The annual British holiday of Guy Fawkes Day, represented by the Guy Fawkes mask made famous in the U.S. by the 2006 Natalie Portman film, V for Vendetta, and a catchy little rhyme beginning with the line, "Remember, remember the fifth of November …" not to mention an annual celebration in which a disgraced celebrity is burned in effigy in Edenbridge, Kent, was celebrated on Monday night when a cutout of Tour de France cyclist Lance Armstrong went up in flames.

The Armstrong effigy was holding a sign that said, "For Sale: Racing Bike, No Longer Required," referring to the recent scandal, which stripped Armstrong of his seven Tour de France titles after he refused to undergo tests for doping charges.

And the U.S. didn't go untouched by the British holiday, either. Several NBC sites were hacked on Sunday by an individual (or group) going under the name "Pyknic." The main NBC site was down for a few hours, replaced by a looping clip that repeated, "Remember, remember, the fifth of November, the gunpowder treason and plot. I know of no reason why the gunpowder treason should ever be forgot."

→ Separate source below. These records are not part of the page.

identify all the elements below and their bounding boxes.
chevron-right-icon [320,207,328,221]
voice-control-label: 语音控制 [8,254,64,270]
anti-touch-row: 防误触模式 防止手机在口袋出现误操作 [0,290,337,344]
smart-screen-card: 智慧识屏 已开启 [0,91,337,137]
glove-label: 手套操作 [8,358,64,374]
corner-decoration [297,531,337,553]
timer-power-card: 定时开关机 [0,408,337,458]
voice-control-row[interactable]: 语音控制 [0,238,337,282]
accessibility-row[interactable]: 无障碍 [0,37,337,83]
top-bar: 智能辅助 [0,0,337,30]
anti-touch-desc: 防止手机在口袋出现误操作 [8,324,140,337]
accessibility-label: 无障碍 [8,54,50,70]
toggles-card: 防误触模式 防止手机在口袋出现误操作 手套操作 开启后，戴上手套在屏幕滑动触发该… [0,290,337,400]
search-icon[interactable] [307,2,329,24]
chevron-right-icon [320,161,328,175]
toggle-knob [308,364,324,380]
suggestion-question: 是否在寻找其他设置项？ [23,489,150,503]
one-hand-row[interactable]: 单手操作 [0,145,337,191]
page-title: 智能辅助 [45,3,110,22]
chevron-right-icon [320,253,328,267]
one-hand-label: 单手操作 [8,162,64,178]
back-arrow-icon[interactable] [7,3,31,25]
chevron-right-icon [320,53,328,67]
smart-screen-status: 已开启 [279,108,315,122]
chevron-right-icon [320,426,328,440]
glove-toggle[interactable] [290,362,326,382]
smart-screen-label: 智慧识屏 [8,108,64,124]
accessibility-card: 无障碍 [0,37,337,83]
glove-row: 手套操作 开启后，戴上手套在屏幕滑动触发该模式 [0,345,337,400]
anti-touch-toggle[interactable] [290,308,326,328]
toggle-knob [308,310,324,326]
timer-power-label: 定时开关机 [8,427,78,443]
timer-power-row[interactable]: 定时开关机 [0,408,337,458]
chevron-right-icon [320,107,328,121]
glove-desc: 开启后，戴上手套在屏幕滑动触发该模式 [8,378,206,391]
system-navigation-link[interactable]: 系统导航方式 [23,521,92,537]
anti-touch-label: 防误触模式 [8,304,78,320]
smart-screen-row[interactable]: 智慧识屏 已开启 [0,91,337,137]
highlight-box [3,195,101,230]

The annual holiday calls to mind the English revolutionary who was involved in the Gunpowder Plot of 1605, in which a group of Catholics tried to blow up the Houses of Parliament under the rule of the staunchly Protestant King James I. After the plot was foiled and Fawkes was executed, drawn and quartered and displayed outside the very building he sought to destroy, King James declared that the anniversary of the plot's failure should always be remembered.